La collaboration Virgo est actuellement composée d'environ 1.000 membres issus de 175 institutions de 20 pays différents (principalement européens). The European Gravitational Observatory (EGO) héberge le détecteur Virgo près de Pise, en Italie, et est financé par le Centre National de la Recherche Scientifique (CNRS) en France, l'institut national de physique nucléaire (INFN) en Italie, l'institut national de physique subatomique (Nikhef) aux Pays-Bas, la fondation pour la recherche en Flandre (FWO) et le fond belge pour la recherche scientifique (F.R.S.-FNRS). Une liste des groupes de collaboration Virgo peut être consultée à l'adresse suivante : https://www.virgo-gw.eu/about/scientific-collaboration. De plus amples informations sont disponibles sur le site internet de Virgo à l'adresse suivante : https://www.virgo-gw.eu.
KAGRA est un interféromètre laser d'une longueur de bras de 3 km situé à Kamioka, dans la province de Gifu au Japon. Il est géré par l'institut de recherche sur les rayons cosmiques (ICRR) de l'Université de Tokyo; le projet est co-organisé par l'observatoire astronomique national du Japon (NAOJ) et l'organisation de recherche sur les accélérateurs de haute énergie (KEK). La collaboration KAGRA est composée de plus de 400 membres provenant de 128 instituts dans 17 pays/régions.

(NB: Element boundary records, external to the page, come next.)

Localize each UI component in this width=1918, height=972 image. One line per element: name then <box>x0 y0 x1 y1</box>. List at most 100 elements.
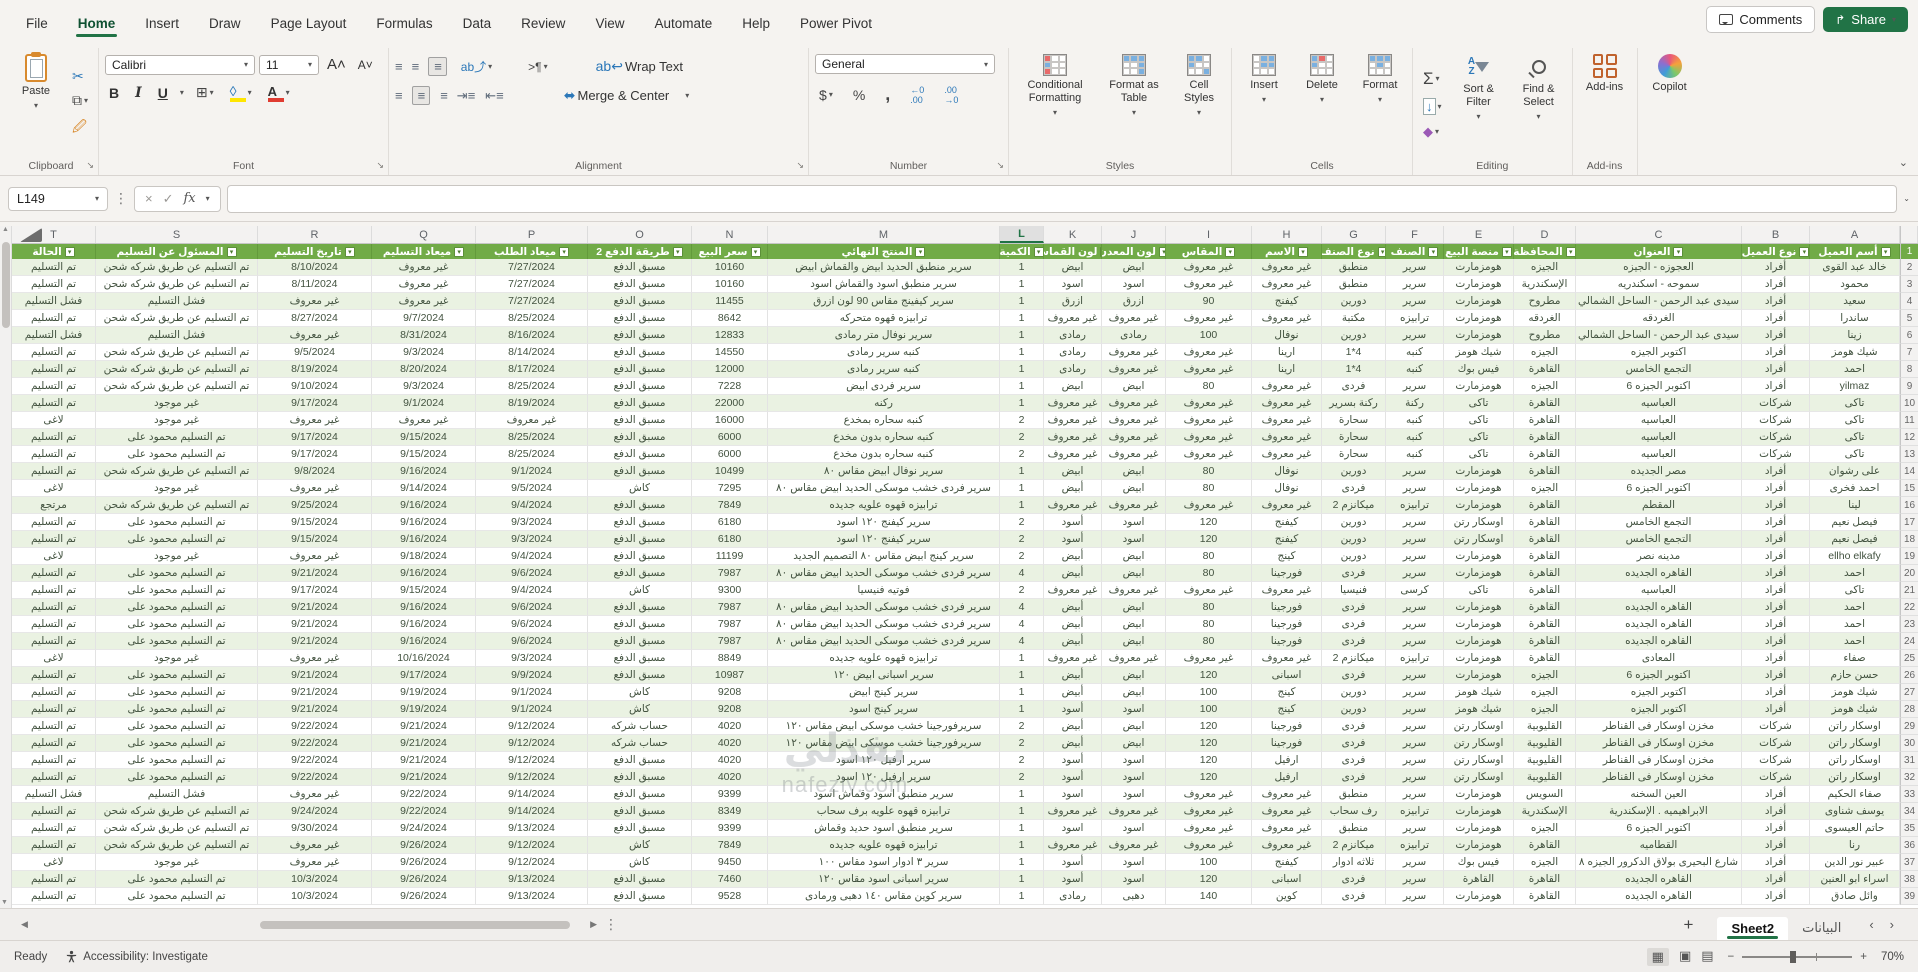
cell[interactable]: هومزمارت <box>1444 650 1514 667</box>
cell[interactable]: تم التسليم محمود على <box>96 752 258 769</box>
cell[interactable]: 9/15/2024 <box>258 531 372 548</box>
cell[interactable]: أفراد <box>1742 531 1810 548</box>
insert-cells-button[interactable]: Insert ▾ <box>1238 50 1290 158</box>
row-header[interactable]: 14 <box>1900 463 1918 480</box>
align-center-button[interactable]: ≡ <box>411 86 431 105</box>
cell[interactable]: مسبق الدفع <box>588 803 692 820</box>
cell[interactable]: 8/16/2024 <box>476 327 588 344</box>
column-header-P[interactable]: P <box>476 226 588 243</box>
cell[interactable]: غير معروف <box>258 480 372 497</box>
table-header-cell[interactable]: ▾ المنتج النهائي <box>768 244 1000 259</box>
cell[interactable]: غير معروف <box>1166 276 1252 293</box>
cell[interactable]: ميكانزم 2 <box>1322 837 1386 854</box>
cell[interactable]: 9399 <box>692 820 768 837</box>
cell[interactable]: ترابيزه قهوه علويه جديده <box>768 837 1000 854</box>
cell[interactable]: 9/19/2024 <box>372 701 476 718</box>
column-header-S[interactable]: S <box>96 226 258 243</box>
cell[interactable]: غير معروف <box>1252 429 1322 446</box>
ribbon-tab-draw[interactable]: Draw <box>197 6 253 39</box>
cell[interactable]: 11199 <box>692 548 768 565</box>
cell[interactable]: رمادى <box>1044 888 1102 905</box>
table-header-cell[interactable]: ▾ سعر البيع <box>692 244 768 259</box>
filter-button[interactable]: ▾ <box>1158 246 1165 257</box>
cell[interactable]: القاهره الجديده <box>1576 871 1742 888</box>
column-header-E[interactable]: E <box>1444 226 1514 243</box>
cell[interactable]: غير معروف <box>1102 837 1166 854</box>
cell[interactable]: تاكى <box>1444 395 1514 412</box>
cell[interactable]: دورين <box>1322 327 1386 344</box>
cell[interactable]: تم التسليم <box>12 718 96 735</box>
cell[interactable]: 10/3/2024 <box>258 871 372 888</box>
collapse-ribbon-button[interactable]: ⌄ <box>1899 156 1908 169</box>
cell[interactable]: تم التسليم <box>12 378 96 395</box>
cell[interactable]: ابيض <box>1102 480 1166 497</box>
cell[interactable]: دهبى <box>1102 888 1166 905</box>
cell[interactable]: هومزمارت <box>1444 259 1514 276</box>
cell[interactable]: القاهرة <box>1514 871 1576 888</box>
row-header[interactable]: 7 <box>1900 344 1918 361</box>
cell[interactable]: سرير <box>1386 718 1444 735</box>
cell[interactable]: مسبق الدفع <box>588 820 692 837</box>
cell[interactable]: 9/9/2024 <box>476 667 588 684</box>
row-header[interactable]: 8 <box>1900 361 1918 378</box>
font-name-combo[interactable]: Calibri ▾ <box>105 54 256 75</box>
cell[interactable]: مسبق الدفع <box>588 871 692 888</box>
cell[interactable]: 9/22/2024 <box>258 769 372 786</box>
cell[interactable]: أفراد <box>1742 514 1810 531</box>
cell[interactable]: أفراد <box>1742 378 1810 395</box>
cell[interactable]: تم التسليم <box>12 735 96 752</box>
cell[interactable]: 1 <box>1000 701 1044 718</box>
row-header[interactable]: 5 <box>1900 310 1918 327</box>
cell[interactable]: احمد <box>1810 616 1900 633</box>
cell[interactable]: رمادى <box>1102 327 1166 344</box>
cell[interactable]: فشل التسليم <box>96 293 258 310</box>
cell[interactable]: سرير <box>1386 786 1444 803</box>
cell[interactable]: سرير فردى خشب موسكى الحديد ابيض مقاس ٨٠ <box>768 633 1000 650</box>
cell[interactable]: القاهرة <box>1514 463 1576 480</box>
cell[interactable]: فورجينا <box>1252 616 1322 633</box>
page-break-view-button[interactable]: ▤ <box>1701 948 1713 966</box>
cell[interactable]: أفراد <box>1742 786 1810 803</box>
row-header[interactable]: 12 <box>1900 429 1918 446</box>
cell[interactable]: 9/16/2024 <box>372 463 476 480</box>
cell[interactable]: 9/8/2024 <box>258 463 372 480</box>
cell[interactable]: أفراد <box>1742 599 1810 616</box>
cell[interactable]: تم التسليم <box>12 871 96 888</box>
cell[interactable]: 2 <box>1000 412 1044 429</box>
cell[interactable]: تم التسليم محمود على <box>96 684 258 701</box>
cell[interactable]: مسبق الدفع <box>588 565 692 582</box>
cell[interactable]: القاهرة <box>1514 497 1576 514</box>
cell[interactable]: 6000 <box>692 446 768 463</box>
cell[interactable]: غير معروف <box>1252 310 1322 327</box>
row-header[interactable]: 18 <box>1900 531 1918 548</box>
cell[interactable]: 9208 <box>692 701 768 718</box>
cell[interactable]: 9/26/2024 <box>372 854 476 871</box>
cell[interactable]: كنبه <box>1386 446 1444 463</box>
table-header-cell[interactable]: ▾ نوع الصنف <box>1322 244 1386 259</box>
cell[interactable]: تم التسليم محمود على <box>96 565 258 582</box>
cell[interactable]: غير معروف <box>258 412 372 429</box>
cell[interactable]: ترابيزه <box>1386 650 1444 667</box>
cell[interactable]: 9/17/2024 <box>258 446 372 463</box>
cell[interactable]: اسود <box>1102 820 1166 837</box>
ribbon-tab-data[interactable]: Data <box>451 6 504 39</box>
cell[interactable]: سرير <box>1386 769 1444 786</box>
cell[interactable]: 8349 <box>692 803 768 820</box>
cell[interactable]: كاش <box>588 837 692 854</box>
ribbon-tab-home[interactable]: Home <box>66 6 128 39</box>
cell[interactable]: فردى <box>1322 565 1386 582</box>
cell[interactable]: مخزن اوسكار فى القناطر <box>1576 769 1742 786</box>
cell[interactable]: القاهرة <box>1514 429 1576 446</box>
cell[interactable]: تم التسليم <box>12 701 96 718</box>
cell[interactable]: اكتوبر الجيزه 6 <box>1576 667 1742 684</box>
cell[interactable]: صفاء <box>1810 650 1900 667</box>
table-header-cell[interactable]: ▾ أسم العميل <box>1810 244 1900 259</box>
cell[interactable]: هومزمارت <box>1444 293 1514 310</box>
cell[interactable]: القاهره الجديده <box>1576 599 1742 616</box>
cell[interactable]: دورين <box>1322 684 1386 701</box>
cell[interactable]: غير معروف <box>1166 395 1252 412</box>
cell[interactable]: 9/3/2024 <box>476 514 588 531</box>
cell[interactable]: أفراد <box>1742 497 1810 514</box>
cell[interactable]: 120 <box>1166 752 1252 769</box>
cell[interactable]: تم التسليم عن طريق شركه شحن <box>96 837 258 854</box>
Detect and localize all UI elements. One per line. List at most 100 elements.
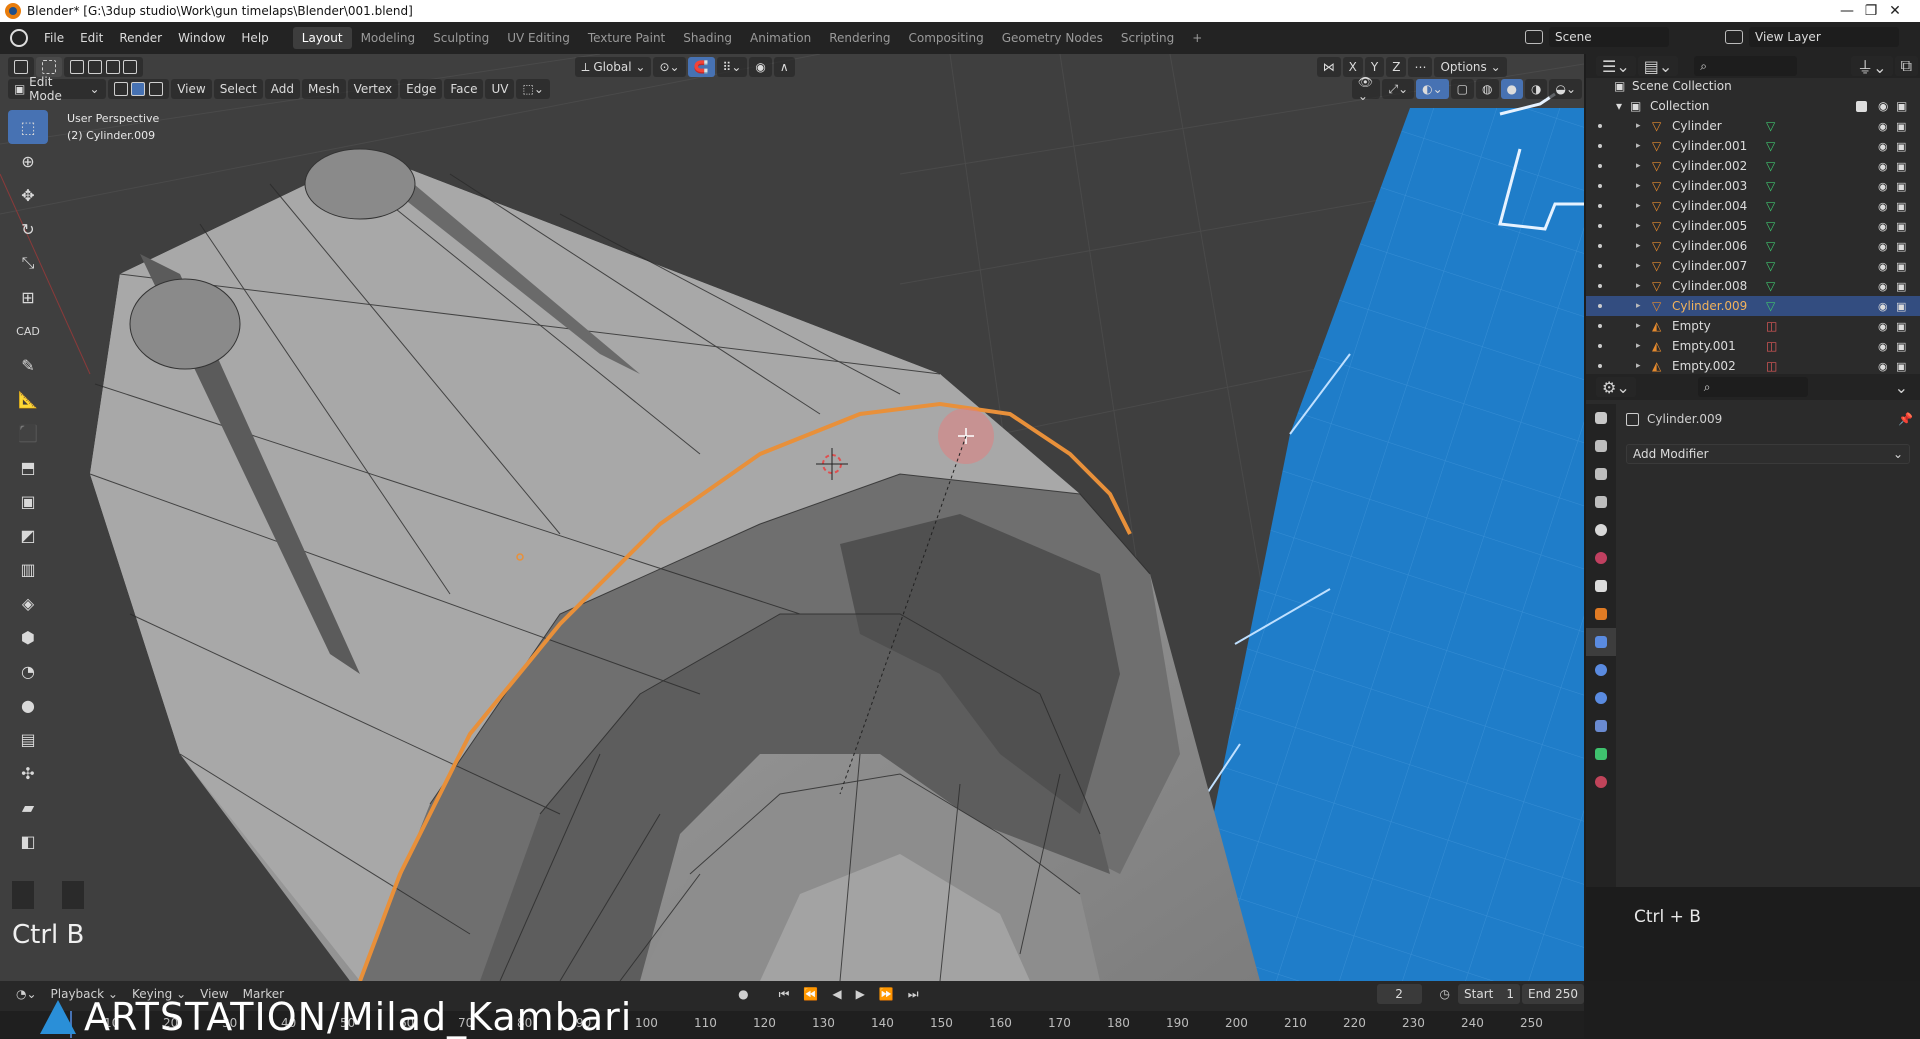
workspace-tab-shading[interactable]: Shading bbox=[674, 27, 741, 49]
eye-icon[interactable]: ◉ bbox=[1878, 300, 1888, 313]
eye-icon[interactable]: ◉ bbox=[1878, 160, 1888, 173]
operator-panel-toggle-2[interactable] bbox=[62, 881, 84, 909]
bevel-tool-icon[interactable]: ◩ bbox=[8, 518, 48, 552]
expand-arrow-icon[interactable]: ▸ bbox=[1636, 261, 1641, 271]
record-icon[interactable]: ● bbox=[732, 984, 755, 1004]
edit-mode-dot-icon[interactable] bbox=[1598, 304, 1602, 308]
shear-tool-icon[interactable]: ▰ bbox=[8, 790, 48, 824]
snap-target-icon[interactable]: ⠿⌄ bbox=[716, 57, 748, 77]
eye-icon[interactable]: ◉ bbox=[1878, 320, 1888, 333]
expand-arrow-icon[interactable]: ▸ bbox=[1636, 161, 1641, 171]
falloff-icon[interactable]: ∧ bbox=[773, 57, 795, 77]
expand-arrow-icon[interactable]: ▸ bbox=[1636, 241, 1641, 251]
expand-arrow-icon[interactable]: ▸ bbox=[1636, 281, 1641, 291]
expand-arrow-icon[interactable]: ▸ bbox=[1636, 221, 1641, 231]
workspace-tab-uv-editing[interactable]: UV Editing bbox=[498, 27, 579, 49]
camera-icon[interactable]: ▣ bbox=[1896, 360, 1906, 373]
outliner-item[interactable]: ▸ ▽ Cylinder.007 ▽ ◉ ▣ bbox=[1586, 256, 1920, 276]
poly-build-tool-icon[interactable]: ⬢ bbox=[8, 620, 48, 654]
particles-tab-icon[interactable] bbox=[1586, 656, 1616, 684]
eye-icon[interactable]: ◉ bbox=[1878, 220, 1888, 233]
menu-edit[interactable]: Edit bbox=[72, 31, 111, 45]
overlay-icon[interactable]: ◐⌄ bbox=[1416, 79, 1449, 99]
outliner-item[interactable]: ▸ ▽ Cylinder.009 ▽ ◉ ▣ bbox=[1586, 296, 1920, 316]
mesh-data-icon[interactable]: ▽ bbox=[1766, 219, 1775, 233]
select-box-icon[interactable] bbox=[36, 57, 62, 77]
eye-icon[interactable]: ◉ bbox=[1878, 340, 1888, 353]
header-menu-vertex[interactable]: Vertex bbox=[347, 79, 399, 99]
mesh-select-mode[interactable] bbox=[107, 79, 170, 99]
eye-icon[interactable]: ◉ bbox=[1878, 240, 1888, 253]
solid-shading-icon[interactable]: ● bbox=[1500, 79, 1523, 99]
play-reverse-icon[interactable]: ◀ bbox=[826, 984, 848, 1004]
eye-icon[interactable]: ◉ bbox=[1878, 140, 1888, 153]
outliner-item[interactable]: ▸ ◭ Empty.001 ◫ ◉ ▣ bbox=[1586, 336, 1920, 356]
expand-arrow-icon[interactable]: ▸ bbox=[1636, 181, 1641, 191]
measure-tool-icon[interactable]: 📐 bbox=[8, 382, 48, 416]
rip-tool-icon[interactable]: ◧ bbox=[8, 824, 48, 858]
empty-data-icon[interactable]: ◫ bbox=[1766, 339, 1777, 353]
expand-arrow-icon[interactable]: ▸ bbox=[1636, 201, 1641, 211]
camera-icon[interactable]: ▣ bbox=[1896, 340, 1906, 353]
edit-mode-dot-icon[interactable] bbox=[1598, 124, 1602, 128]
outliner-item[interactable]: ▸ ▽ Cylinder.005 ▽ ◉ ▣ bbox=[1586, 216, 1920, 236]
spin-tool-icon[interactable]: ◔ bbox=[8, 654, 48, 688]
pivot-point-icon[interactable]: ⊙⌄ bbox=[653, 57, 686, 77]
mesh-data-icon[interactable]: ▽ bbox=[1766, 179, 1775, 193]
mode-dropdown[interactable]: ▣ Edit Mode ⌄ bbox=[8, 75, 106, 103]
camera-icon[interactable]: ▣ bbox=[1896, 180, 1906, 193]
eye-icon[interactable]: ◉ bbox=[1878, 200, 1888, 213]
operator-panel-toggle[interactable] bbox=[12, 881, 34, 909]
scene-tab-icon[interactable] bbox=[1586, 516, 1616, 544]
camera-icon[interactable]: ▣ bbox=[1896, 120, 1906, 133]
display-mode-icon[interactable]: ▤⌄ bbox=[1637, 56, 1679, 76]
workspace-tab-rendering[interactable]: Rendering bbox=[820, 27, 899, 49]
options-dropdown[interactable]: Options ⌄ bbox=[1434, 57, 1507, 77]
mesh-data-icon[interactable]: ▽ bbox=[1766, 299, 1775, 313]
shrink-fatten-tool-icon[interactable]: ✣ bbox=[8, 756, 48, 790]
jump-start-icon[interactable]: ⏮ bbox=[772, 984, 796, 1004]
camera-icon[interactable]: ▣ bbox=[1896, 220, 1906, 233]
output-tab-icon[interactable] bbox=[1586, 460, 1616, 488]
object-tab-icon[interactable] bbox=[1586, 600, 1616, 628]
outliner-item[interactable]: ▸ ▽ Cylinder.008 ▽ ◉ ▣ bbox=[1586, 276, 1920, 296]
camera-icon[interactable]: ▣ bbox=[1896, 240, 1906, 253]
close-button[interactable]: ✕ bbox=[1872, 0, 1918, 22]
wireframe-shading-icon[interactable]: ◍ bbox=[1476, 79, 1499, 99]
view-layer-tab-icon[interactable] bbox=[1586, 488, 1616, 516]
header-menu-mesh[interactable]: Mesh bbox=[301, 79, 346, 99]
mesh-data-icon[interactable]: ▽ bbox=[1766, 239, 1775, 253]
timer-icon[interactable]: ◷ bbox=[1433, 984, 1457, 1004]
workspace-tab-geometry-nodes[interactable]: Geometry Nodes bbox=[993, 27, 1112, 49]
start-frame-field[interactable]: Start 1 bbox=[1458, 984, 1521, 1004]
loop-cut-tool-icon[interactable]: ▥ bbox=[8, 552, 48, 586]
outliner-item[interactable]: ▸ ▽ Cylinder.001 ▽ ◉ ▣ bbox=[1586, 136, 1920, 156]
pin-icon[interactable]: 📌 bbox=[1898, 412, 1913, 426]
expand-arrow-icon[interactable]: ▸ bbox=[1636, 341, 1641, 351]
snap-toggle-icon[interactable]: 🧲 bbox=[687, 57, 715, 77]
collection-tab-icon[interactable] bbox=[1586, 572, 1616, 600]
edit-mode-dot-icon[interactable] bbox=[1598, 344, 1602, 348]
world-tab-icon[interactable] bbox=[1586, 544, 1616, 572]
data-tab-icon[interactable] bbox=[1586, 740, 1616, 768]
transform-orientation-dropdown[interactable]: ⟂ Global ⌄ bbox=[575, 57, 652, 77]
edit-mode-dot-icon[interactable] bbox=[1598, 144, 1602, 148]
camera-icon[interactable]: ▣ bbox=[1896, 320, 1906, 333]
rendered-shading-icon[interactable]: ◒⌄ bbox=[1549, 79, 1582, 99]
eye-icon[interactable]: ◉ bbox=[1878, 99, 1888, 113]
workspace-tab-layout[interactable]: Layout bbox=[292, 27, 352, 49]
outliner-scene-collection[interactable]: ▣ Scene Collection bbox=[1586, 76, 1920, 96]
tool-tab-icon[interactable] bbox=[1586, 404, 1616, 432]
knife-tool-icon[interactable]: ◈ bbox=[8, 586, 48, 620]
empty-data-icon[interactable]: ◫ bbox=[1766, 319, 1777, 333]
gizmo-icon[interactable]: ⤢⌄ bbox=[1382, 79, 1415, 99]
view-layer-field[interactable]: View Layer bbox=[1749, 27, 1899, 47]
filter-icon[interactable]: ⏚⌄ bbox=[1851, 56, 1893, 77]
collection-checkbox[interactable] bbox=[1856, 100, 1867, 112]
edit-mode-dot-icon[interactable] bbox=[1598, 204, 1602, 208]
header-menu-uv[interactable]: UV bbox=[485, 79, 515, 99]
cad-tool-icon[interactable]: CAD bbox=[8, 314, 48, 348]
select-box-mode-icon[interactable]: ⬚⌄ bbox=[516, 79, 550, 99]
collapse-icon[interactable]: ⌄ bbox=[1895, 378, 1908, 397]
constraints-tab-icon[interactable] bbox=[1586, 712, 1616, 740]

Les informations de KAGRA destinées au grand public sont disponibles sur le site web https://gwcenter.icrr.u-tokyo.ac.jp/en. Les ressources destinées aux chercheurs sont accessibles à partir de ce lien http://gwwiki.icrr.u-tokyo.ac.jp/JGWwiki/KAGRA.
Virgo et les laboratoires français
CNRS Nucléaire et Particules est impliqué dans la collaboration européenne Virgo à travers dix de ses laboratoires et plateformes nationales : l’APC (Paris), le CC-IN2P3 (Lyon), le GANIL (Caen), IJCLab (Orsay), l’IPHC (Strasbourg), l’IP2I (Lyon), le L2IT (Toulouse), le LAPP (Annecy), le LMA (Lyon), le LPC Caen et Subatech (Nantes). Parmi les contributions techniques de l’institut au projet, on compte le développement des revêtements optiques des miroirs et des systèmes de métrologie optique, la conception et la réalisation du système d’acquisition des données et de contrôle, ou encore le développement du système de contrôle du vide et des chambres à vides de l’interféromètre. Par ailleurs, de nombreux scientifiques de l'institut participent à la mise en marche de l’interféromètre, à l’acquisition et à l’analyse des événements gravitationnels ainsi qu’à leur étude scientifique.
Outre les laboratoires CNRS Nucléaire & Particules, plusieurs autres instituts français participent à cette aventure européenne, dont Artemis (Nice), l’ILM (Lyon), l’INSP (Paris), le Laboratoire Navier (Paris) et le LKB (Paris), l’institut Fresnel (Marseille), le LAUM (Le Mans).
L'exploitation de l’interféromètre Virgo est assurée par le consortium EGO (CNRS, INFN, Nikhef, FWO et FNRS). EGO a pour principal objectif d'assurer le fonctionnement de Virgo, sa maintenance, son exploitation et son évolution.